SuperDisco: Super-Class Discovery Improves Visual Recognition for the Long-Tail
This addresses the long-tailed recognition challenge in computer vision, which is crucial for real-world applications where data is imbalanced, but it appears incremental as it builds on existing graph-based methods.
The paper tackles the problem of poor performance on tail classes in long-tailed image recognition by proposing SuperDisco, an algorithm that discovers super-class representations using a graph model, resulting in state-of-the-art performance on benchmarks like CIFAR-100 and ImageNet.
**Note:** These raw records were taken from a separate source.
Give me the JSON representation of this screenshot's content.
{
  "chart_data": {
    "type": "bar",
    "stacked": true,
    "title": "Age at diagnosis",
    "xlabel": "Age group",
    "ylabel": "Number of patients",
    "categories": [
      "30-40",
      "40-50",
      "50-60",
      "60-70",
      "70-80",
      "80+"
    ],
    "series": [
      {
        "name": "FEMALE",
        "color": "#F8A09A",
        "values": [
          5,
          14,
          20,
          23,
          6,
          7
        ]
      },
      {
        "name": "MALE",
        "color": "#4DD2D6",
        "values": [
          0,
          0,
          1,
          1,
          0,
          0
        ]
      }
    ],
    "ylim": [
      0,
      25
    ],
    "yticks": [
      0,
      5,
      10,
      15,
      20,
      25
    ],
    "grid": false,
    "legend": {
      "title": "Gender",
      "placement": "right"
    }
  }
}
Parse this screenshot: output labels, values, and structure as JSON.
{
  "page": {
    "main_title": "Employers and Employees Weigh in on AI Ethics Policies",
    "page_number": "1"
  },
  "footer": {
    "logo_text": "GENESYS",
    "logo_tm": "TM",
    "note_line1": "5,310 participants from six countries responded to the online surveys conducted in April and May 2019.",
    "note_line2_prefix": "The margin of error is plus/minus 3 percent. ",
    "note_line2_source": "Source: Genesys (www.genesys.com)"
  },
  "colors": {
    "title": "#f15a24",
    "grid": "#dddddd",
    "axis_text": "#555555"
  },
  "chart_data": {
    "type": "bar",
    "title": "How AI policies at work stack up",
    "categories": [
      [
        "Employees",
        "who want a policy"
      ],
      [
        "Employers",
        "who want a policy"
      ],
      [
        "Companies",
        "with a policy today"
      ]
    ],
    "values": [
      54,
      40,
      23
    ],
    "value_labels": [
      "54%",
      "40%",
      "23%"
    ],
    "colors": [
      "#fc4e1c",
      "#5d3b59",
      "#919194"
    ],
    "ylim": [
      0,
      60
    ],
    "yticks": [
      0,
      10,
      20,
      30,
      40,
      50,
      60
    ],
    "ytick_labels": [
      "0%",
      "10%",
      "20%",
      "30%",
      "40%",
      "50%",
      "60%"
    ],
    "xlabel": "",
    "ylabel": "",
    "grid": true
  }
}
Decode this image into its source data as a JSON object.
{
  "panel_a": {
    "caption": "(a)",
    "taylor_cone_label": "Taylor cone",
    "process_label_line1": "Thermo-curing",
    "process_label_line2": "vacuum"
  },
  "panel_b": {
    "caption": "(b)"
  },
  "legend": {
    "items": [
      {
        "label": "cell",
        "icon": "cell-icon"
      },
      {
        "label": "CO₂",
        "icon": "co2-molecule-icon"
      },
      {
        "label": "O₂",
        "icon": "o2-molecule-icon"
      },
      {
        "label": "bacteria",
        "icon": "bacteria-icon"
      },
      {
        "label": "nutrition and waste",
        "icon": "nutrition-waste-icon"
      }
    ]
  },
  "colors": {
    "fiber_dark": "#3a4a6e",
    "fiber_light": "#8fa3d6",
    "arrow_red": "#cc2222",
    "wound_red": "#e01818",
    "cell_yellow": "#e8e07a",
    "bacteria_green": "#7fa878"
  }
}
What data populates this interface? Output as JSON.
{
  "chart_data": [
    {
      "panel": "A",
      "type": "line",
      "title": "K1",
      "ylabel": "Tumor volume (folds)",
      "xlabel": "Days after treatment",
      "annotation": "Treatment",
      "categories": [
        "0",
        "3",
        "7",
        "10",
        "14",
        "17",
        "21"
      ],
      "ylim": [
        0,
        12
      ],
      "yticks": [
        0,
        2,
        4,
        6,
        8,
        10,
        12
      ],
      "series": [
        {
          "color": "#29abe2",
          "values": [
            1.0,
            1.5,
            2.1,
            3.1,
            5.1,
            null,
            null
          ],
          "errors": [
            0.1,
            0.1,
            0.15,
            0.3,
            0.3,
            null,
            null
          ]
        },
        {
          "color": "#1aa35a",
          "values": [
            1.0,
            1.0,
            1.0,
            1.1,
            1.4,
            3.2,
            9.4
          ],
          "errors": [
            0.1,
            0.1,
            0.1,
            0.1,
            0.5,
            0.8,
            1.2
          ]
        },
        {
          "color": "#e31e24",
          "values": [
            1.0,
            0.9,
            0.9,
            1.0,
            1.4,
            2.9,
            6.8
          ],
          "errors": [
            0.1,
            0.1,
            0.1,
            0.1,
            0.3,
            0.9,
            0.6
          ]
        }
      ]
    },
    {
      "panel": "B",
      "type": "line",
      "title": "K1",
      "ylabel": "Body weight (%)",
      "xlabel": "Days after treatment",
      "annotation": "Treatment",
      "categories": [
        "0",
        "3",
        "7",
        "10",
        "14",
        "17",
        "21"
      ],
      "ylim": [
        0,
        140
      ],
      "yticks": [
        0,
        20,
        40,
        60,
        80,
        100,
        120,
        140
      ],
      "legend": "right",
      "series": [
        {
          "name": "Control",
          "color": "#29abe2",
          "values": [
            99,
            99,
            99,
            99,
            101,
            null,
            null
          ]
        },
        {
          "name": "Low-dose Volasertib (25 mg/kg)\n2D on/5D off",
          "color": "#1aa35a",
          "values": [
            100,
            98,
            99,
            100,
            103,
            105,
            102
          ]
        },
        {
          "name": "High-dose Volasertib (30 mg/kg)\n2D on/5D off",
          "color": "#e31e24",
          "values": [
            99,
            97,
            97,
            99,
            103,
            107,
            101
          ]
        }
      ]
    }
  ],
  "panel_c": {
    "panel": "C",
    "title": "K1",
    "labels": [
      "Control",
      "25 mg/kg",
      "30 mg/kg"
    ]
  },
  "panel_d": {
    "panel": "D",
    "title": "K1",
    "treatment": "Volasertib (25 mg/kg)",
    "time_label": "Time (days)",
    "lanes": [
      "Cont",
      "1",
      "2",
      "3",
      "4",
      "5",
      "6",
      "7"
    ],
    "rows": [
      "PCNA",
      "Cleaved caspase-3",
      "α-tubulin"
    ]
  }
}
Modern image classifiers perform well on populated classes, while degrading considerably on tail classes with only a few instances. Humans, by contrast, effortlessly handle the long-tailed recognition challenge, since they can learn the tail representation based on different levels of semantic abstraction, making the learned tail features more discriminative. This phenomenon motivated us to propose SuperDisco, an algorithm that discovers super-class representations for long-tailed recognition using a graph model. We learn to construct the super-class graph to guide the representation learning to deal with long-tailed distributions. Through message passing on the super-class graph, image representations are rectified and refined by attending to the most relevant entities based on the semantic similarity among their super-classes. Moreover, we propose to meta-learn the super-class graph under the supervision of a prototype graph constructed from a small amount of imbalanced data. By doing so, we obtain a more robust super-class graph that further improves the long-tailed recognition performance. The consistent state-of-the-art experiments on the long-tailed CIFAR-100, ImageNet, Places and iNaturalist demonstrate the benefit of the discovered super-class graph for dealing with long-tailed distributions.